In the first step of the process, the lipid molecules connect to each other. Later, the computerized model presents a new phenomenon that belongs to the field of complex systems: the clusters of lipid molecules show the ability to store information and replicate. How does this happen? Lantz: "Our assumption was that under the conditions that prevailed on the surface of the ancient Earth, thousands and even millions of different types of lipid-like molecules were created. It turns out that for droplets below a certain size there is an astronomical number of connection possibilities between the individual lipid molecules and supramolecular structures, and thus spontaneously different lipid clusters are obtained. An evolution-like process can be based on this diversity."

Out of the great versatility of the lipid clusters, some show special properties. In these clusters, a network of mutual effects forms between the molecules, resulting in the entire cluster growing while maintaining its original composition. When the collection of molecules exceeds a certain size, the cluster splits into two parts (a well-known phenomenon in the world of lipids) that are similar in composition. Lentz calls the phenomenon "copying of a composite genome". According to the researchers, this is the simplest mechanism for self-replication, and it is the one that could have started natural selection processes.

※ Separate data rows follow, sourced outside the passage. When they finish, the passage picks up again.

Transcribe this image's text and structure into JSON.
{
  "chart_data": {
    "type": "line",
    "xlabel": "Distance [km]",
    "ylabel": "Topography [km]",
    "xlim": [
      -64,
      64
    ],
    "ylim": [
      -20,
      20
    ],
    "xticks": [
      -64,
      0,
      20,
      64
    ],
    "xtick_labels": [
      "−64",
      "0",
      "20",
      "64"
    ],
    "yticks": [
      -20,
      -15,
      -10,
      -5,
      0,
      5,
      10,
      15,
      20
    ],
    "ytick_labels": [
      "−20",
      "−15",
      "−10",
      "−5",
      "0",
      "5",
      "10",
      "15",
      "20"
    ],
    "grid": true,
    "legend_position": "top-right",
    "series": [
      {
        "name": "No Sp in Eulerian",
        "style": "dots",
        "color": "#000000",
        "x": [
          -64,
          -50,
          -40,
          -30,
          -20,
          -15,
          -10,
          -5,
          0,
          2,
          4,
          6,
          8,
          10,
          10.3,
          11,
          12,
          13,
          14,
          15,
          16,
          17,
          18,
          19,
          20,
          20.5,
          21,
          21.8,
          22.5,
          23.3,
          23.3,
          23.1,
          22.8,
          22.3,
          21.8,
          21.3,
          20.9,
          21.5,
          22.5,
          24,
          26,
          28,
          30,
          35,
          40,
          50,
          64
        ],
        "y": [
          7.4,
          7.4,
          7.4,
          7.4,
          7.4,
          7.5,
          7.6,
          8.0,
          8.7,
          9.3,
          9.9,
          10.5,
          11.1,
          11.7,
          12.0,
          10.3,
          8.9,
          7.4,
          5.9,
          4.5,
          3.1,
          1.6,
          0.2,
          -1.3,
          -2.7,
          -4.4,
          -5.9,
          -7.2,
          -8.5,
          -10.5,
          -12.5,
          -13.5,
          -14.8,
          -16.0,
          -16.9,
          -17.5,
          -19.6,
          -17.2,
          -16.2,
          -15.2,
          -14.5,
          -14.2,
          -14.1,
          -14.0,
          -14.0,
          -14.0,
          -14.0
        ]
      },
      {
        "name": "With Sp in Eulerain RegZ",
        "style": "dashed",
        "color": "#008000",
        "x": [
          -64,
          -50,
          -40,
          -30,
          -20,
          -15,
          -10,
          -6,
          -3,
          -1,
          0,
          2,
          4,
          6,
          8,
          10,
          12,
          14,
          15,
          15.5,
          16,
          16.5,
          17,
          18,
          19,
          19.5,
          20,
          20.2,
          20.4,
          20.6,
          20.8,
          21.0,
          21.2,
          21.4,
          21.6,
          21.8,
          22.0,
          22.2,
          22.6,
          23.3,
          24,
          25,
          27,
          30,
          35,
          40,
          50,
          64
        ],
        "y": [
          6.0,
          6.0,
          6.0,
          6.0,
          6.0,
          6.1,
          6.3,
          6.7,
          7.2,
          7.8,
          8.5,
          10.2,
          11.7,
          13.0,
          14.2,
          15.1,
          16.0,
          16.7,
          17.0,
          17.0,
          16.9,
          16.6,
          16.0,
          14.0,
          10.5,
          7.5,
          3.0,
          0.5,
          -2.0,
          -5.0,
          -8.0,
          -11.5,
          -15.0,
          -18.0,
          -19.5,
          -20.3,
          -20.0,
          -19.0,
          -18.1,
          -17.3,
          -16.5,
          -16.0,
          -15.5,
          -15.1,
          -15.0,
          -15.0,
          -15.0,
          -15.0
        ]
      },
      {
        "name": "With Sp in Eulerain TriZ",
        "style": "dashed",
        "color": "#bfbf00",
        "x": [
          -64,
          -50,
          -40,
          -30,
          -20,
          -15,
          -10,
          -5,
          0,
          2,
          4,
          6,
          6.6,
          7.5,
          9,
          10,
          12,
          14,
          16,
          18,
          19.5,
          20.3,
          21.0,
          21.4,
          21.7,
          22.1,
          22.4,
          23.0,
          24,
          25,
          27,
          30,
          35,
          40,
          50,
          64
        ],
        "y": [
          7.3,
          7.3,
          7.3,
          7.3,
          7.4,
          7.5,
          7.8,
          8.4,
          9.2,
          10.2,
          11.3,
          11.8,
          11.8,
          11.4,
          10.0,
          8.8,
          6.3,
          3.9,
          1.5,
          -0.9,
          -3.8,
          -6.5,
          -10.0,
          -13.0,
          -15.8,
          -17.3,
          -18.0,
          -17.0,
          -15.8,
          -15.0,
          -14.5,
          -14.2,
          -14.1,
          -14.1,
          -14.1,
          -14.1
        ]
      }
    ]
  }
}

Lantz and his students showed, through simulations on supercomputers, that the connection between all these properties creates a life-like phenomenon. On the computer screen you see how lipid clusters with a unique composition are created, grow, split, replicate, accumulate "mutations" and participate in complicated processes of selection and evolution.

How can this "lipid world" eventually lead to the creation of complex nucleic acid molecules, as we know them today? "We think that in these processes, based on the system's ability to undergo natural selection, more complex materials are created over time that are more and more similar to what we see today in living things. We are trying to simulate this development using a computer," says Lantz. "According to our approach, nucleic acids are the result of an evolutionary process and not its beginning. The starting point of our model is based on simple chemistry, but the result is complex life-like behavior. Therefore, we hope that the model can be the bridge that many were looking for between the still world and the living world."